De consument sloot in 1994 via een assurantietussenpersoon een beleggingsverzekering met lijfrenteclausule bij Aegon. Op grond van de spaarcertificaten die klant bij het afsluiten en gedurende de looptijd van de verzekering krijgt, gaat hij ervan uit dat hij de indicatieve bedragen voor een gemiddeld rendement van 7, 8 of 9% kan aanhouden als het kapitaal dat er zou moeten zijn bij lijfrente-ingangsdatum. Wel wordt in de voorwaarden nog gerept over de premie voor de overlijdensrisicodekking, de eenmalige administratiekosten van 2% van de totale inleg en de jaarlijkse vergoeding voor de beheerskosten van 0,8% over de toevoeging aan de beleggingskas.”
Kosten en premies
De kleine lettertjes ten spijt toont de klant zich begin 2012 hoogst teleurgesteld als het rendement 35% lager uitpakt dan hij had verwacht.

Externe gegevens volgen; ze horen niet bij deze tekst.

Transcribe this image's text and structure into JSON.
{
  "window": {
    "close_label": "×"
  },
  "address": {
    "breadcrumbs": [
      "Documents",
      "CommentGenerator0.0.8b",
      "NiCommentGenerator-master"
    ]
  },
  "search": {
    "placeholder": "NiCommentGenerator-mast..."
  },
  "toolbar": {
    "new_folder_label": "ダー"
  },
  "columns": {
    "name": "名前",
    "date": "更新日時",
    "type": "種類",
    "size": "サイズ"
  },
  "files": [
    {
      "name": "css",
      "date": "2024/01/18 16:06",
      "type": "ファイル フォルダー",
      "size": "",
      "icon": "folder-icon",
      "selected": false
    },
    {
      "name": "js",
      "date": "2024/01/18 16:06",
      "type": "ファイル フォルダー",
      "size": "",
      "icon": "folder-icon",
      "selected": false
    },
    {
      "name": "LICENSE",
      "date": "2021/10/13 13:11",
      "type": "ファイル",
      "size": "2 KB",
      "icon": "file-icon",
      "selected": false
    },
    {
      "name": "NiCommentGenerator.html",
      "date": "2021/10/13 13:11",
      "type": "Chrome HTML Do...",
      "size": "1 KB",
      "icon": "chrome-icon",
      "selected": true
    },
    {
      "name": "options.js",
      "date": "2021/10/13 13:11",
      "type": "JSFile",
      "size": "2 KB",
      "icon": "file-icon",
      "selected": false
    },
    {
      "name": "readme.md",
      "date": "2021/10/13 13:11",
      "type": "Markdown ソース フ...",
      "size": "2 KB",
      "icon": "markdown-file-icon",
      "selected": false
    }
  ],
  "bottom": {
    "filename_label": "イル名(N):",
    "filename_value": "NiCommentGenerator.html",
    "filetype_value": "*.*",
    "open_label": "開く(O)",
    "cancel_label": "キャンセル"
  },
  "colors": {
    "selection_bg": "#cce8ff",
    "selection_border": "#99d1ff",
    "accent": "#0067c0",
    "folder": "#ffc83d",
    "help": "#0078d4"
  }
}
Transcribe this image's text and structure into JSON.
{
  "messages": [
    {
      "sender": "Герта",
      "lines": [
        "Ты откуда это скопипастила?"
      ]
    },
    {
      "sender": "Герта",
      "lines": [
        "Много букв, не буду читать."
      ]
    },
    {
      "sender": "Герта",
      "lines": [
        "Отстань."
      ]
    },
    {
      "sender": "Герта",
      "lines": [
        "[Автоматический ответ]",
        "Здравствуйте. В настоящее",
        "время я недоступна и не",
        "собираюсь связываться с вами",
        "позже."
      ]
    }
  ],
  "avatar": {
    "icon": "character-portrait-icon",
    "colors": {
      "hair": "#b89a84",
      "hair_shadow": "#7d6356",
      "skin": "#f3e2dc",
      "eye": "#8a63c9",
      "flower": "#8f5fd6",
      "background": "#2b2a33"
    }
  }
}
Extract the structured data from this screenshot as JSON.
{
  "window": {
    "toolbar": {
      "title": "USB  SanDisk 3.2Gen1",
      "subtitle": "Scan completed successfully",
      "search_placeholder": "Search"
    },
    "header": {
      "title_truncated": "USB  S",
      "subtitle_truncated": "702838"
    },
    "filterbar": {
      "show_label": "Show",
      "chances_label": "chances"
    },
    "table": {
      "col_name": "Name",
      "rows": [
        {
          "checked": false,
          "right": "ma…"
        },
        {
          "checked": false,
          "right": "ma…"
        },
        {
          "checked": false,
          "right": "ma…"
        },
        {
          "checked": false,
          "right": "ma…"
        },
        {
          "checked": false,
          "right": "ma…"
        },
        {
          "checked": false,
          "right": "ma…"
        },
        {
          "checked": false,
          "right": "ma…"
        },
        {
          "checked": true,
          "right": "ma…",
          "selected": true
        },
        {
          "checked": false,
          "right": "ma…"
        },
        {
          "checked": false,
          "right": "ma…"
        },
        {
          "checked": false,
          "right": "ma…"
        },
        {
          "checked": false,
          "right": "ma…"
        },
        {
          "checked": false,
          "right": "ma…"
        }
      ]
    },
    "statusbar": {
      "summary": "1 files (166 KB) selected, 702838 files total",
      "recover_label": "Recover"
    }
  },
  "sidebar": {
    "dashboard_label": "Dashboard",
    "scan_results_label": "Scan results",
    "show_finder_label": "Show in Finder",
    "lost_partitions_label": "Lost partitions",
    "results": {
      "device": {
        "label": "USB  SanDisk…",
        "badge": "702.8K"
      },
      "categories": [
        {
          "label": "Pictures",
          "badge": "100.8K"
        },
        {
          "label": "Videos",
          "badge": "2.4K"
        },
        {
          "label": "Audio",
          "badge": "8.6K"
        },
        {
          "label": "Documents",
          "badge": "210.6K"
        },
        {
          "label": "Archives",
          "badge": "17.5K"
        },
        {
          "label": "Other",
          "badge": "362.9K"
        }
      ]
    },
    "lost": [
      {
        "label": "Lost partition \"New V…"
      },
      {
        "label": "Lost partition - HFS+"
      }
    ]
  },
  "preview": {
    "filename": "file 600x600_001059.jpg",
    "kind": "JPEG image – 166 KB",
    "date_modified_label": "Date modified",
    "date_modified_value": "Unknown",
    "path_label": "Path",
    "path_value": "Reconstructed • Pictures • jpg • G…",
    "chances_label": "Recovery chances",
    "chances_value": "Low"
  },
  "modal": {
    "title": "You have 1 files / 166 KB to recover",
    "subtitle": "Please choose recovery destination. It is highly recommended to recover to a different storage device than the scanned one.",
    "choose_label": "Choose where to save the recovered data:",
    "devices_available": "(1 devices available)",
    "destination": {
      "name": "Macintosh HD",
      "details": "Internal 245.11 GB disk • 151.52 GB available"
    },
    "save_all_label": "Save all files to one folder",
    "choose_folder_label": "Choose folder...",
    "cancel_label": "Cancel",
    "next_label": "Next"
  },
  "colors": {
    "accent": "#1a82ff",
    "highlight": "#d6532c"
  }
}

In plaats van de verwachte € 248.000 op basis van een behaald rendement van 6,9% op zijn beleggingen wacht hem een eindkapitaal van € 168.733.
Hoewel Aegon hem uitlegt dat er van het fondsrendement nog kosten en premies af moeten om te komen tot het productrendement, volhardt de klant in zijn bezwaar. Diens schikkingsvoorstel van € 215.000 als eindkapitaal wijst Aegon echter van de hand. Wel stort de verzekeraar begin 2013 € 1.772 in de polis, op basis van het Stichtingakkoord over de kosten van particuliere beleggingsverzekeringen. In het najaar van 2015 komt daar nog € 10.048 bij op grond van de regeling Spaarbeleg 2014. Inclusief de tegemoetkomingen komt het eindkapitaal van de consument daarmee uit op € 182.476.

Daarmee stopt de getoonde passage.